Dato che anche a me piace un sacco pasteggiare ma principalmente con precotti, schifezza-impure-confezionate, con problemi meteorismo annessi, una collega un giorno mi dice che avrei “solo potuto imparare da Gesù” e dalla “sua alimentazione molto sana e senza conservanti.”

Avendo imparato in anni di catechismo un sacco di storie interessanti della Bibbia—schiavitù, fratricidi, uomini con più mogli, che nel frattempo mi han fatto venire un sacco di dubbi sull’assenza di donne tra le figure chiave della chiesa—posso affermare che Gesù fosse (come recentemente Papa Francesco) un rivoluzionario. Soprattutto a tavola.

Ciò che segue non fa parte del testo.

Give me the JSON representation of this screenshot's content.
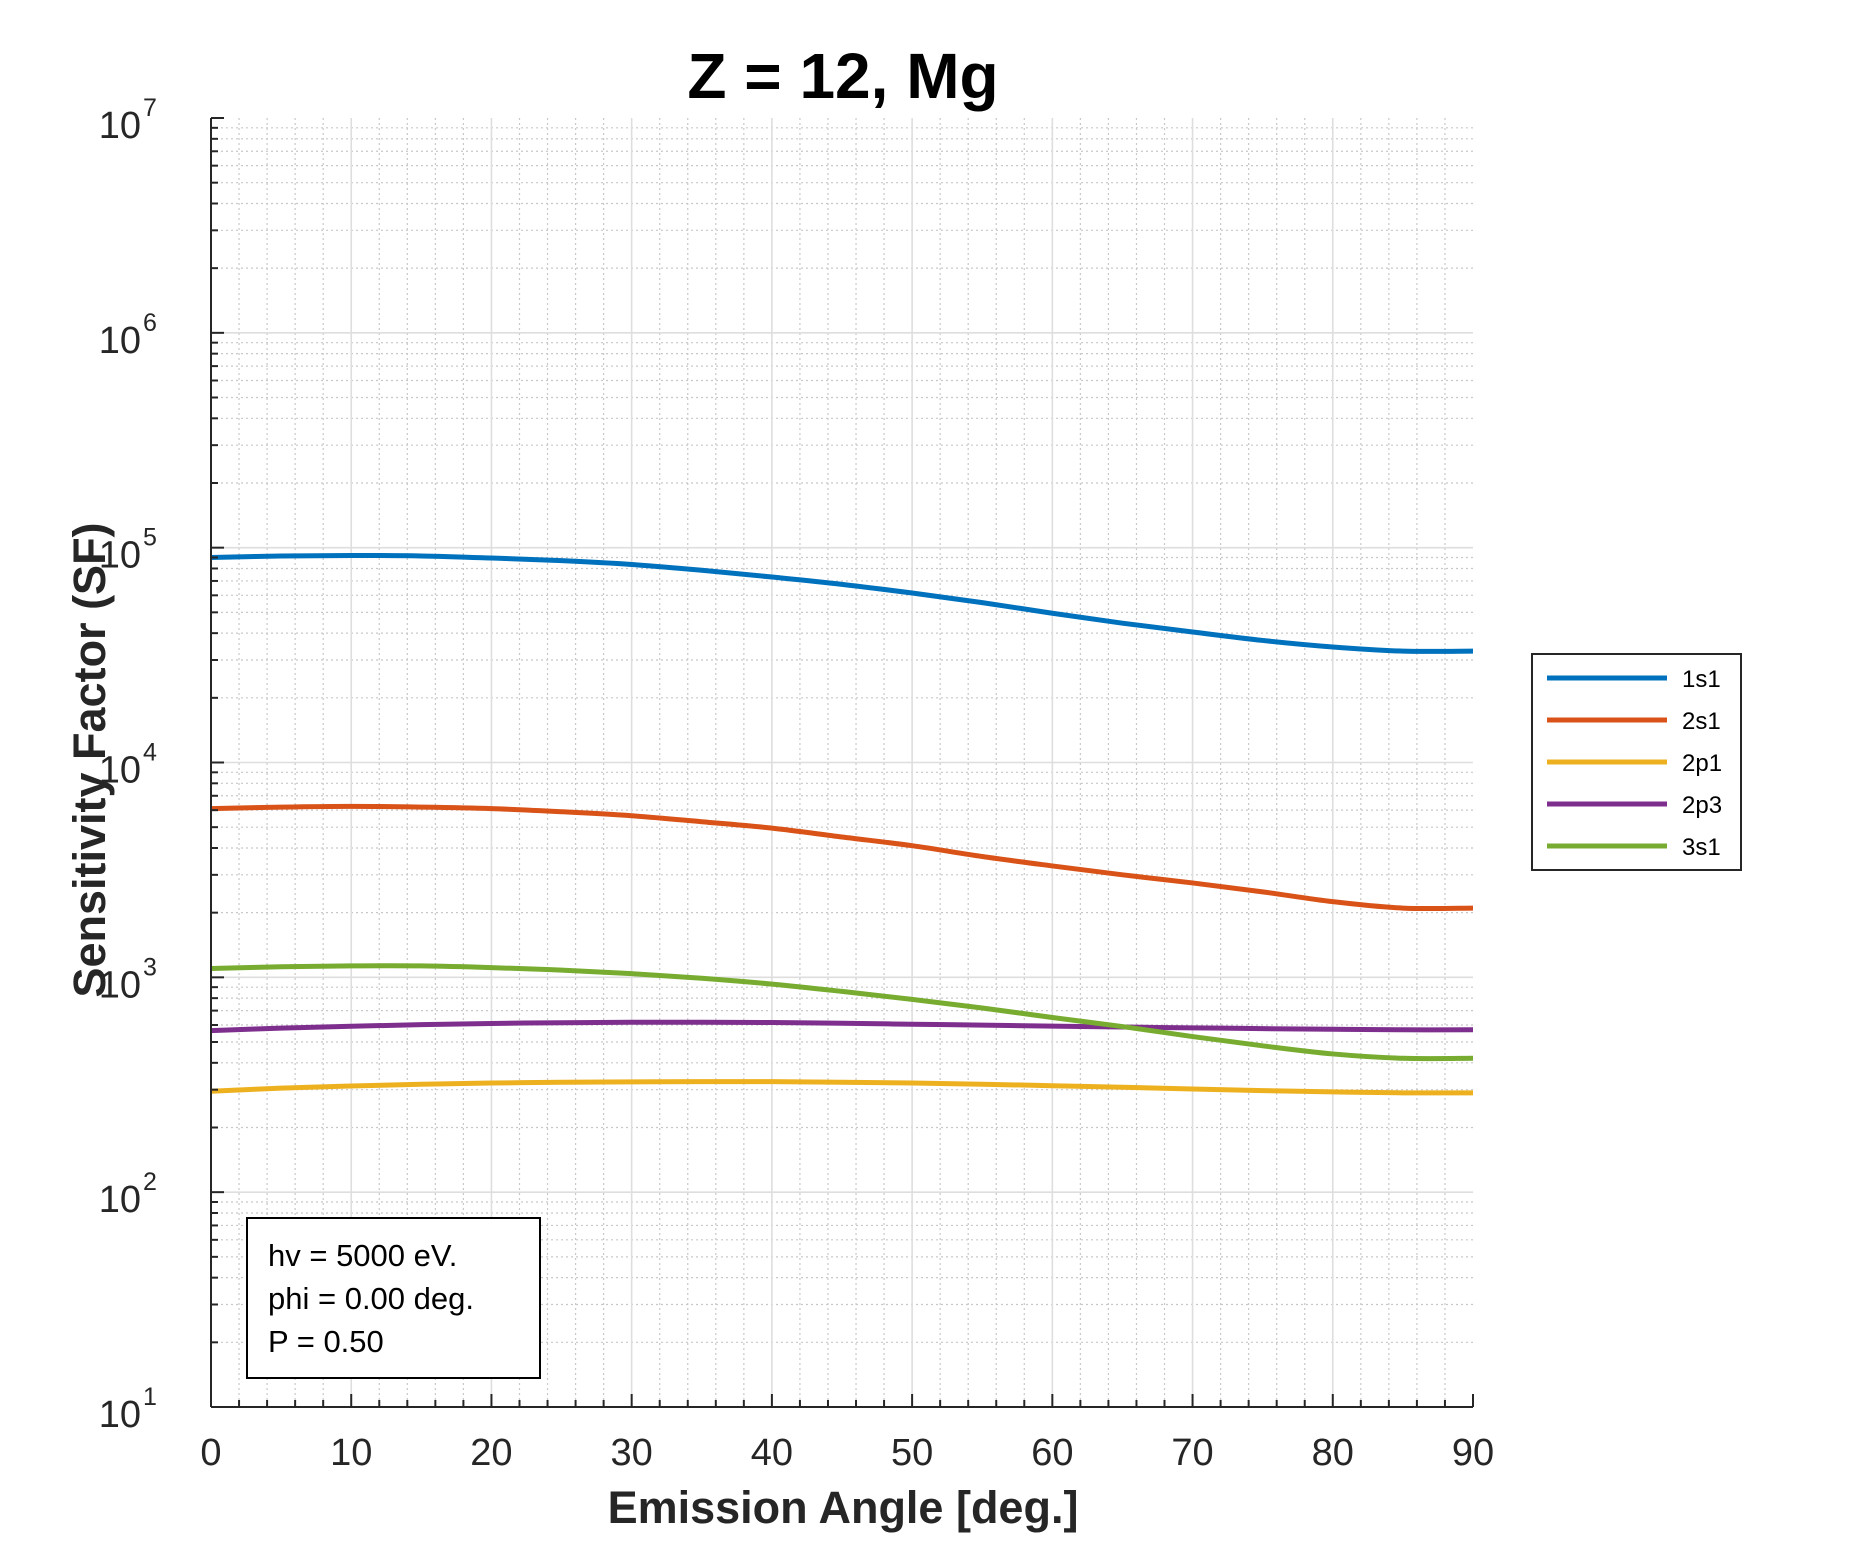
{
  "chart_data": {
    "type": "line",
    "title": "Z = 12, Mg",
    "xlabel": "Emission Angle [deg.]",
    "ylabel": "Sensitivity Factor (SF)",
    "xlim": [
      0,
      90
    ],
    "ylim": [
      10,
      10000000
    ],
    "yscale": "log",
    "grid": true,
    "minor_grid": true,
    "legend_position": "outside-right",
    "x_ticks": [
      "0",
      "10",
      "20",
      "30",
      "40",
      "50",
      "60",
      "70",
      "80",
      "90"
    ],
    "y_ticks": [
      {
        "base": "10",
        "exp": "1"
      },
      {
        "base": "10",
        "exp": "2"
      },
      {
        "base": "10",
        "exp": "3"
      },
      {
        "base": "10",
        "exp": "4"
      },
      {
        "base": "10",
        "exp": "5"
      },
      {
        "base": "10",
        "exp": "6"
      },
      {
        "base": "10",
        "exp": "7"
      }
    ],
    "x": [
      0,
      5,
      10,
      15,
      20,
      25,
      30,
      35,
      40,
      45,
      50,
      55,
      60,
      65,
      70,
      75,
      80,
      85,
      90
    ],
    "series": [
      {
        "name": "1s1",
        "color": "#0072BD",
        "values": [
          90000,
          91500,
          92000,
          91500,
          89500,
          87000,
          83500,
          78500,
          73000,
          67500,
          61500,
          55500,
          49500,
          44500,
          40500,
          37000,
          34500,
          33000,
          33000
        ]
      },
      {
        "name": "2s1",
        "color": "#D95319",
        "values": [
          6100,
          6200,
          6250,
          6200,
          6100,
          5900,
          5650,
          5300,
          4950,
          4500,
          4100,
          3650,
          3300,
          3000,
          2750,
          2500,
          2250,
          2100,
          2100
        ]
      },
      {
        "name": "2p1",
        "color": "#EDB120",
        "values": [
          295,
          305,
          312,
          318,
          322,
          325,
          326,
          327,
          327,
          325,
          322,
          318,
          313,
          308,
          302,
          297,
          293,
          290,
          290
        ]
      },
      {
        "name": "2p3",
        "color": "#7E2F8E",
        "values": [
          565,
          580,
          592,
          602,
          610,
          615,
          618,
          618,
          616,
          611,
          605,
          599,
          593,
          587,
          582,
          577,
          573,
          570,
          570
        ]
      },
      {
        "name": "3s1",
        "color": "#77AC30",
        "values": [
          1100,
          1120,
          1130,
          1130,
          1110,
          1080,
          1040,
          990,
          930,
          860,
          790,
          720,
          650,
          590,
          530,
          480,
          440,
          420,
          420
        ]
      }
    ],
    "annotation": [
      "hv = 5000 eV.",
      "phi = 0.00 deg.",
      "P = 0.50"
    ]
  }
}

Nel Vangelo di Marco, per esempio, si racconta come Gesù rivalutò e rese “puri tutti gli alimenti,” smentendo nella sostanza il Levitico, parte del Vecchio testamento, in cui si afferma che i credenti non potessero mangiare un sacco di roba, come il maiale e “la lepre, perché rumina.” In generale nel Nuovo Testamento, poi, si narra di episodi in cui pasteggiava con esattori delle tasse, peccatori e prostitute—facendo prendere un coccolone a quei bigotti dei “farisei e i loro scribi.” In Matteo 11,19, ancora, si evince che stare a tavola a fare festa gli piacesse un botto tanto che, al contrario di Giovanni Battista, fosse un “mangione e beone.”

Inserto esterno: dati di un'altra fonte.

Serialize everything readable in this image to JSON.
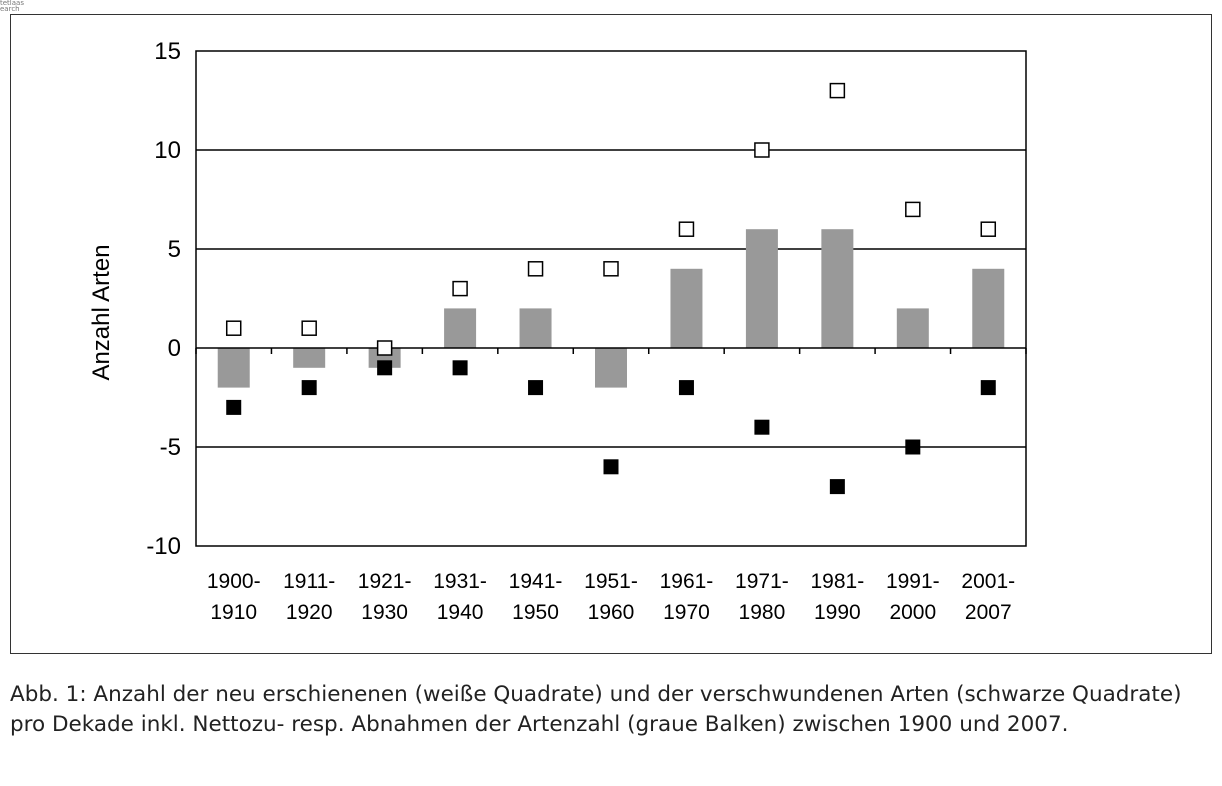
{
  "logo": {
    "line1": "tetlaas",
    "line2": "earch"
  },
  "figure": {
    "caption": "Abb. 1: Anzahl der neu erschienenen (weiße Quadrate) und der verschwundenen Arten (schwarze Quadrate) pro Dekade inkl. Nettozu- resp. Abnahmen der Artenzahl (graue Balken) zwischen 1900 und 2007."
  },
  "chart_data": {
    "type": "bar",
    "ylabel": "Anzahl Arten",
    "ylim": [
      -10,
      15
    ],
    "yticks": [
      -10,
      -5,
      0,
      5,
      10,
      15
    ],
    "ytick_labels": [
      "-10",
      "-5",
      "0",
      "5",
      "10",
      "15"
    ],
    "grid": "horizontal",
    "categories": [
      [
        "1900-",
        "1910"
      ],
      [
        "1911-",
        "1920"
      ],
      [
        "1921-",
        "1930"
      ],
      [
        "1931-",
        "1940"
      ],
      [
        "1941-",
        "1950"
      ],
      [
        "1951-",
        "1960"
      ],
      [
        "1961-",
        "1970"
      ],
      [
        "1971-",
        "1980"
      ],
      [
        "1981-",
        "1990"
      ],
      [
        "1991-",
        "2000"
      ],
      [
        "2001-",
        "2007"
      ]
    ],
    "series": [
      {
        "values": [
          -2,
          -1,
          -1,
          2,
          2,
          -2,
          4,
          6,
          6,
          2,
          4
        ],
        "color": "#999999",
        "marker": "bar"
      },
      {
        "values": [
          1,
          1,
          0,
          3,
          4,
          4,
          6,
          10,
          13,
          7,
          6
        ],
        "color": "#ffffff",
        "marker": "open-square"
      },
      {
        "values": [
          -3,
          -2,
          -1,
          -1,
          -2,
          -6,
          -2,
          -4,
          -7,
          -5,
          -2
        ],
        "color": "#000000",
        "marker": "filled-square"
      }
    ]
  }
}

Dato che anche a me piace un sacco pasteggiare ma principalmente con precotti, schifezza-impure-confezionate (come testimonia la mia vecchia rubrica Junk Good su Munchies) e problemi di meteorismo annessi, una collega un giorno mi dice che avrei “solo potuto imparare da Gesù” e dalla “sua alimentazione molto sana e senza conservanti.”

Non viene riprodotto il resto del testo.